Soc. 4 févr. 2015, FS-P+B, n° 14-13.646

La Cour de cassation maintient sa ligne jurisprudentielle tracée au sujet de la reconnaissance du préjudice d’anxiété accordé aux salariés admis au bénéfice de l’allocation de cessation anticipée d’activité (ACAATA). Pour la première fois, par un arrêt du 11 mai 2010, la chambre sociale avait admis la réparation de ce préjudice aux salariés qui avaient été exposés à l’amiante du fait de l’angoisse permanente dans laquelle ils se trouvent de développer une maladie liée à ce matériau. La Cour avait alors posé une série de trois conditions pour caractériser ledit préjudice : avoir travaillé dans un des établissements visés par l’article 41 de la loi n° 98-1194 du 23 décembre 1998 ; se trouver « dans une situation d’inquiétude permanente face au risque de déclaration à tout moment d’une maladie liée à l’amiante » ; et justifier de contrôles médicaux et d’examens réguliers attestant de cette angoisse. Puis, par un arrêt de 2012, la Cour a assoupli la reconnaissance de ce préjudice en abandonnant l’exigence de cette troisième condition.

Dans le cadre de la présente affaire, le Grand Port Maritime de Dunkerque, inscrit par arrêté ministériel du 11 décembre 2001 sur la liste des établissements ouvrant droit au bénéfice de l’ACAATA, avait signé le 18 juin 2002, avec un certain nombre d’organisations syndicales représentatives du personnel de l’établissement, un accord d’entreprise intitulé « protocole d’accord relatif à la mise en œuvre de la cessation anticipée d’activité des travailleurs de l’amiante ». Cet accord instaurait une indemnité de fin de carrière bonifiée au profit des salariés remplissant les conditions pour bénéficier de l’ACAATA et mettant fin de manière anticipée à leur activité professionnelle. Toutefois, pour échapper à ce nouveau poste d’indemnisation, l’entreprise a négocié, le 1er mars 2012, un avenant  énonçant que l’indemnité de fin de carrière bonifiée a pour cause la volonté des signataires d’indemniser forfaitairement les salariés pour l’ensemble des préjudices de toute nature éventuellement subis du fait d’une exposition potentielle à l’amiante au cours de leur carrière au sein de l’entreprise.

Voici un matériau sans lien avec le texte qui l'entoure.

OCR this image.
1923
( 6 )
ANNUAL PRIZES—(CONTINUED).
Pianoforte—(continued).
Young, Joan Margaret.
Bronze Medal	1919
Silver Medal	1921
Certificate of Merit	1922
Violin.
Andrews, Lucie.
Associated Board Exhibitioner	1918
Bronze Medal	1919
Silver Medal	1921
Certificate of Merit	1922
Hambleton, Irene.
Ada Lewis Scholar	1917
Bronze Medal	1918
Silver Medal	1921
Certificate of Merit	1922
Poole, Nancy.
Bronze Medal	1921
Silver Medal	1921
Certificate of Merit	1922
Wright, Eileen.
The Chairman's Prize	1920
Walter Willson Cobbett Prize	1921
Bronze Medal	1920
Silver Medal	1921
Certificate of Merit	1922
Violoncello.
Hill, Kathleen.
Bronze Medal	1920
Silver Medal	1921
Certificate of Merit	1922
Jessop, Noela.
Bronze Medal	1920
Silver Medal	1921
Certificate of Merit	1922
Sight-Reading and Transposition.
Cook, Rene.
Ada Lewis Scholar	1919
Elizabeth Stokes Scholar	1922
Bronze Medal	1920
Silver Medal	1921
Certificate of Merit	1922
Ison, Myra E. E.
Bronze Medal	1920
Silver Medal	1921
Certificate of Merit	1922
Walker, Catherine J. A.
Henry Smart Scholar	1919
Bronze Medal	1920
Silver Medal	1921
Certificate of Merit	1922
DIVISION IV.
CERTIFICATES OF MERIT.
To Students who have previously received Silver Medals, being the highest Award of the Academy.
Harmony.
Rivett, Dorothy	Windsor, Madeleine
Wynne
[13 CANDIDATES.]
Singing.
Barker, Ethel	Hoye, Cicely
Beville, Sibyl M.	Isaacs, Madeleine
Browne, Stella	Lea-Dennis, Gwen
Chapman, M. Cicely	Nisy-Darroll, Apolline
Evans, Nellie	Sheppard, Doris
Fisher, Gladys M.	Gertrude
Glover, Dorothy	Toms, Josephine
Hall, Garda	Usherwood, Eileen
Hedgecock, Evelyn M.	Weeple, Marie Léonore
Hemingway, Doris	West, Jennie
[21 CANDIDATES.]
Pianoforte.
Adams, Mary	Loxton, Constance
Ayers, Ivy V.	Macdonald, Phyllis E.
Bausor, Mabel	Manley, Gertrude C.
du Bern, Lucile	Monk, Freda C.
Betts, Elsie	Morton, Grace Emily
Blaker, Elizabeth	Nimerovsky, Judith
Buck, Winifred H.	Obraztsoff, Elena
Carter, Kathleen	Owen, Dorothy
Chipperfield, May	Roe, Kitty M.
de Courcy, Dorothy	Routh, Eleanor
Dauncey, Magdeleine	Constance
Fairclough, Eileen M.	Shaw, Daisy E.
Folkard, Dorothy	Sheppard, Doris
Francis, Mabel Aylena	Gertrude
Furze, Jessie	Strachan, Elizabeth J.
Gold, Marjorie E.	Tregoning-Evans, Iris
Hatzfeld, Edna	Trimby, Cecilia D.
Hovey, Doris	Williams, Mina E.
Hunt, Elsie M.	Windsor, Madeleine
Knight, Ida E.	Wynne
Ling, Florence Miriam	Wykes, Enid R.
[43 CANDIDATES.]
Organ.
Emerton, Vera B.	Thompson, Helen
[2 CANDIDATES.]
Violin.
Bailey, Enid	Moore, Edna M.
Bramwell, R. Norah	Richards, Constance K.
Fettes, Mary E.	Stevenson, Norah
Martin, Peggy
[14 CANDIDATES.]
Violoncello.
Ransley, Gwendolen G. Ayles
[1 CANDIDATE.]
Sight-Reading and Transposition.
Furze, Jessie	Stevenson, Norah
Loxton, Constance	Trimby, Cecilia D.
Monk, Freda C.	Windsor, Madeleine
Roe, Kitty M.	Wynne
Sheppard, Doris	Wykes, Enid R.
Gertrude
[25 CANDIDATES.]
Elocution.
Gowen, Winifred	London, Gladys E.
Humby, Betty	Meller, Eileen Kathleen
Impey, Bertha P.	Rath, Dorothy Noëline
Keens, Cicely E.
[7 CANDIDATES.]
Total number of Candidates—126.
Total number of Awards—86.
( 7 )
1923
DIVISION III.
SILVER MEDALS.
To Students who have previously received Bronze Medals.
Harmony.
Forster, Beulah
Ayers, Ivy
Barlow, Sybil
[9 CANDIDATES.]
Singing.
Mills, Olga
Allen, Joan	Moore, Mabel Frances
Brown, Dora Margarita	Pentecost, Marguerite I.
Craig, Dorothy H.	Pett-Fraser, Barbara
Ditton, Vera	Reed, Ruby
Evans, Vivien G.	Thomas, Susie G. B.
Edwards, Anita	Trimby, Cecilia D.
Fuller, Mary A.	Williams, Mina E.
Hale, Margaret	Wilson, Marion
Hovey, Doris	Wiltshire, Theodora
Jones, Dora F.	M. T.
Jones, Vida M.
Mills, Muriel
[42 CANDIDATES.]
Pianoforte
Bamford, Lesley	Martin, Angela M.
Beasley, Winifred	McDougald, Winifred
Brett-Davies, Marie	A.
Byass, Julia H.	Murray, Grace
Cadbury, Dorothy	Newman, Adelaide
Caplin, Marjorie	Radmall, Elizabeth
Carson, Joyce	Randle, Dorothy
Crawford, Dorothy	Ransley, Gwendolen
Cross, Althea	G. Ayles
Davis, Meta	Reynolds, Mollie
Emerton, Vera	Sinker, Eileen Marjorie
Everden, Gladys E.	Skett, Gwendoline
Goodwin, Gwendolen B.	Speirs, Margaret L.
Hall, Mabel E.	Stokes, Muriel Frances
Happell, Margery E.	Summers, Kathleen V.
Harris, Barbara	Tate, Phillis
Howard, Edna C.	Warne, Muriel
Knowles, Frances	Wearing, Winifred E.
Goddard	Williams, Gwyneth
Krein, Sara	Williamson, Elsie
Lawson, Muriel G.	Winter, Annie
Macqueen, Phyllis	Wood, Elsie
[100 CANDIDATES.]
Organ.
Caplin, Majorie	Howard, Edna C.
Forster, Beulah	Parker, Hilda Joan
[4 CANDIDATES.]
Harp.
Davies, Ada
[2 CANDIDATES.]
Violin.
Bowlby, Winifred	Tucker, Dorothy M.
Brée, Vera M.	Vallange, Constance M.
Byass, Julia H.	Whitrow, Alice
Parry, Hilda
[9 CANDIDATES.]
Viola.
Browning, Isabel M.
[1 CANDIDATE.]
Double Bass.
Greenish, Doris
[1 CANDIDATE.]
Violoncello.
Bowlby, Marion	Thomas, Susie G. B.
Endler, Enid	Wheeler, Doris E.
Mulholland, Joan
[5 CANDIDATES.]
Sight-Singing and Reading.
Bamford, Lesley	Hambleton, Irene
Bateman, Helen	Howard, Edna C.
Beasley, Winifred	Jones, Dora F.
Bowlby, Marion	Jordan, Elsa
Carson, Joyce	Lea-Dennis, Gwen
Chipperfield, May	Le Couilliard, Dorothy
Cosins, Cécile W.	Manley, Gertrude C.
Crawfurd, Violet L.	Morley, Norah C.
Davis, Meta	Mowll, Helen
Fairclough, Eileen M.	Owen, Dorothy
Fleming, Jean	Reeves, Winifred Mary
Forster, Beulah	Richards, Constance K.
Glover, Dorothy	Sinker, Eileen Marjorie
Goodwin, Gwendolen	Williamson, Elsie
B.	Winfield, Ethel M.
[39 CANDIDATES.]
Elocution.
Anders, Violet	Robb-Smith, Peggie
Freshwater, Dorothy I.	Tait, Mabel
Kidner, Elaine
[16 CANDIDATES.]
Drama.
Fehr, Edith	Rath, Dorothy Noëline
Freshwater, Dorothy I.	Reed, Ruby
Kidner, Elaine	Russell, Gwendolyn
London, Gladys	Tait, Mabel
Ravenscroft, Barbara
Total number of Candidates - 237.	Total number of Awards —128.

Il y est mentionné aussi que cet avenant a une valeur interprétative de façon à le rendre opposable aux salariés ayant bénéficié de l’indemnité bonifié avant sa signature. La cour d’appel de Douai, tirant les conséquences du caractère interprétatif de l’avenant de 2012, a considéré que le montant de l’indemnité bonifiée perçue antérieurement à l’avenant devait être déduit de l’indemnisation du préjudice d’anxiété obtenue en justice postérieurement.

La Cour de cassation censure l’arrêt d’appel au motif qu’un « accord ne peut être considéré comme interprétatif qu’autant qu’il se borne à reconnaître, sans rien innover, un état de droit préexistant qu’une définition imparfaite a rendu susceptible de controverse ». Par conséquent, l’indemnité conventionnelle de fin de carrière bonifiée prévue par l’accord du 18 juin 2002, interprété par l’avenant du 1er mars 2012, ne s’impute pas, si elle a été effectivement versée, sur l’indemnité allouée aux salariés au titre du préjudice d’anxiété. Ainsi, la Cour fait du préjudice d’anxiété résultant de l’exposition à l’amiante un chef de préjudice ouvrant droit à une réparation autonome.

Cette décision est, au demeurant, une confirmation de l’arrêt du 19 mars 2014 par lequel la chambre sociale a considéré que l’existence d’un accord d’entreprise assurant une compensation plus importante de la perte de revenu, résultant de la cessation d’activité, n’interdit pas une demande ultérieure en réparation d’un trouble psychologique résultant du risque de déclaration, à tout moment, d’une maladie liée à l’amiante.